Labour needs to move its headquarters and much of its party structure out of the capital, and to dramatically change its metropolitan bias, if it is to take its socialist message to the rest of the country and convince working people of its sincerity as a movement.
13 May 2019
This weekend I took a coach trip from Bolton Socialist Club to Clarion House. The weather was lovely and the company excellent. We were there to unveil a new bench in memory of Dennis Pye, socialist stalwart and writer of a history of the Clarion Cycling Club (among other things). It is a long time now since Nelson ILP ‘took back control’ and through the Nelson ILP land society took ownership of this delightful spot. I am fully aware how times have changed.
I was at the meeting in Croydon of the Co-operative Councils Innovation Network AGM when Steve Reed MP made the speech referred to by Barry Winter.
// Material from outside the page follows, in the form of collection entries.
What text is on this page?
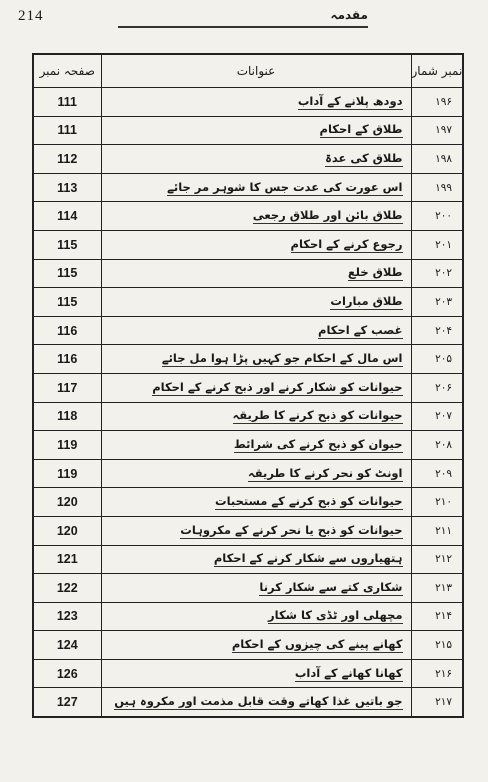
214	مقدمہ
صفحہ نمبر	عنوانات	نمبر شمار
111	دودھ پلانے کے آداب	۱۹۶
111	طلاق کے احکام	۱۹۷
112	طلاق کی عدۃ	۱۹۸
113	اس عورت کی عدت جس کا شوہر مر جائے	۱۹۹
114	طلاق بائن اور طلاق رجعی	۲۰۰
115	رجوع کرنے کے احکام	۲۰۱
115	طلاق خلع	۲۰۲
115	طلاق مبارات	۲۰۳
116	غصب کے احکام	۲۰۴
116	اس مال کے احکام جو کہیں پڑا ہوا مل جائے	۲۰۵
117	حیوانات کو شکار کرنے اور ذبح کرنے کے احکام	۲۰۶
118	حیوانات کو ذبح کرنے کا طریقہ	۲۰۷
119	حیوان کو ذبح کرنے کی شرائط	۲۰۸
119	اونٹ کو نحر کرنے کا طریقہ	۲۰۹
120	حیوانات کو ذبح کرنے کے مستحبات	۲۱۰
120	حیوانات کو ذبح یا نحر کرنے کے مکروہات	۲۱۱
121	ہتھیاروں سے شکار کرنے کے احکام	۲۱۲
122	شکاری کتے سے شکار کرنا	۲۱۳
123	مچھلی اور ٹڈی کا شکار	۲۱۴
124	کھانے پینے کی چیزوں کے احکام	۲۱۵
126	کھانا کھانے کے آداب	۲۱۶
127	جو باتیں غذا کھاتے وقت قابل مذمت اور مکروہ ہیں	۲۱۷
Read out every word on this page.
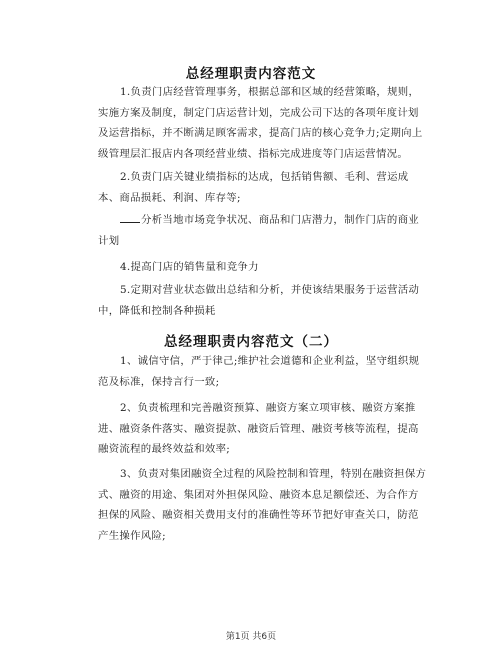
总经理职责内容范文
1.负责门店经营管理事务，根据总部和区域的经营策略，规则，
实施方案及制度，制定门店运营计划，完成公司下达的各项年度计划
及运营指标，并不断满足顾客需求，提高门店的核心竞争力;定期向上
级管理层汇报店内各项经营业绩、指标完成进度等门店运营情况。
2.负责门店关键业绩指标的达成，包括销售额、毛利、营运成
本、商品损耗、利润、库存等;
分析当地市场竞争状况、商品和门店潜力，制作门店的商业
计划
4.提高门店的销售量和竞争力
5.定期对营业状态做出总结和分析，并使该结果服务于运营活动
中，降低和控制各种损耗
总经理职责内容范文（二）
1、诚信守信，严于律己;维护社会道德和企业利益，坚守组织规
范及标准，保持言行一致;
2、负责梳理和完善融资预算、融资方案立项审核、融资方案推
进、融资条件落实、融资提款、融资后管理、融资考核等流程，提高
融资流程的最终效益和效率;
3、负责对集团融资全过程的风险控制和管理，特别在融资担保方
式、融资的用途、集团对外担保风险、融资本息足额偿还、为合作方
担保的风险、融资相关费用支付的准确性等环节把好审查关口，防范
产生操作风险;
第1页 共6页
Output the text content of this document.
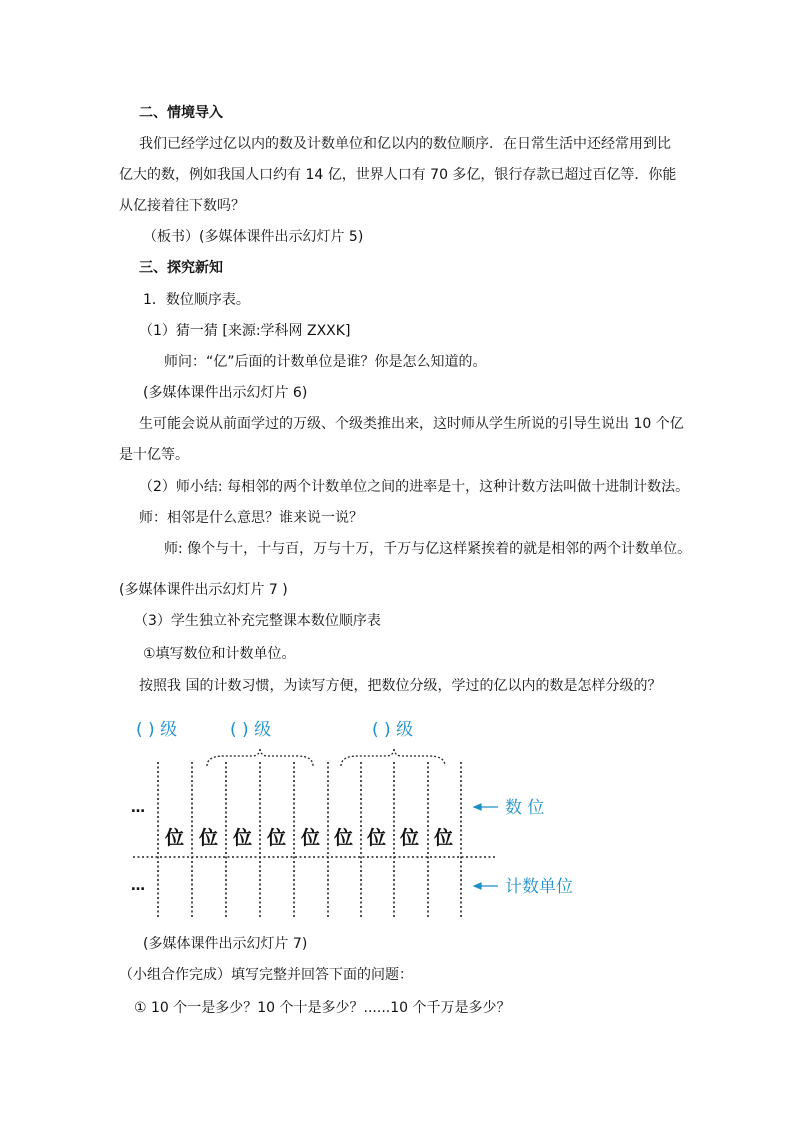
二、情境导入
我们已经学过亿以内的数及计数单位和亿以内的数位顺序．在日常生活中还经常用到比
亿大的数，例如我国人口约有 14 亿，世界人口有 70 多亿，银行存款已超过百亿等．你能
从亿接着往下数吗？
（板书）(多媒体课件出示幻灯片 5)
三、探究新知
1．数位顺序表。
（1）猜一猜 [来源:学科网 ZXXK]
师问：“亿”后面的计数单位是谁？你是怎么知道的。
(多媒体课件出示幻灯片 6)
生可能会说从前面学过的万级、个级类推出来，这时师从学生所说的引导生说出 10 个亿
是十亿等。
（2）师小结: 每相邻的两个计数单位之间的进率是十，这种计数方法叫做十进制计数法。
师：相邻是什么意思？谁来说一说？
师: 像个与十，十与百，万与十万，千万与亿这样紧挨着的就是相邻的两个计数单位。
(多媒体课件出示幻灯片 7 )
（3）学生独立补充完整课本数位顺序表
①填写数位和计数单位。
按照我 国的计数习惯，为读写方便，把数位分级，学过的亿以内的数是怎样分级的？
( ) 级	( ) 级	( ) 级
…
…
位 位 位 位 位 位 位 位 位
数 位
计数单位
(多媒体课件出示幻灯片 7)
（小组合作完成）填写完整并回答下面的问题：
① 10 个一是多少？10 个十是多少？......10 个千万是多少？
Whatever his track record in Lambeth, he has learned from his experience.
We can argue about what this means for Labour councillors but my view is that ‘We can no longer wait for a Labour government’. Many in local government, not necessarily on the left of Labour, are asking the old Leninist question, ‘What is to be done’ and coming to a new answer. Councils as far apart as Rochdale, Preston, Plymouth and Edinburgh are asking new questions about how to empower their citizens and to stimulate new types of local economic activity. The days of the old model of prostituting yourself for feckless inward investment are largely over.
There is an element in local government of austerity being the mother of invention. To be honest it is early days and in most cases what has been done so far is on a very small scale, but you would have to be blind not to see to the potential in this.
But introducing new models of ownership and democratic control is not easy. Of course, many middle class communities get it straight away – they can move quite quickly to save a library, pub or local shop. It is much more difficult in working class communities who lack real and social capital.
This is no excuse to give up, however. We need to develop genuine community-led economic development. And in working class communities – communities that have been undermined by neo-liberalism – that begins with community development.
Of course, this is no substitute for a progressive Labour government supporting regional economic development with a regional banking infrastructure and supportive of new models of co-operative ownership.
Life in Nelson was pretty tough in the early part of the 20th century but they had the vision to take an element of control over their own lives. But then I would say that!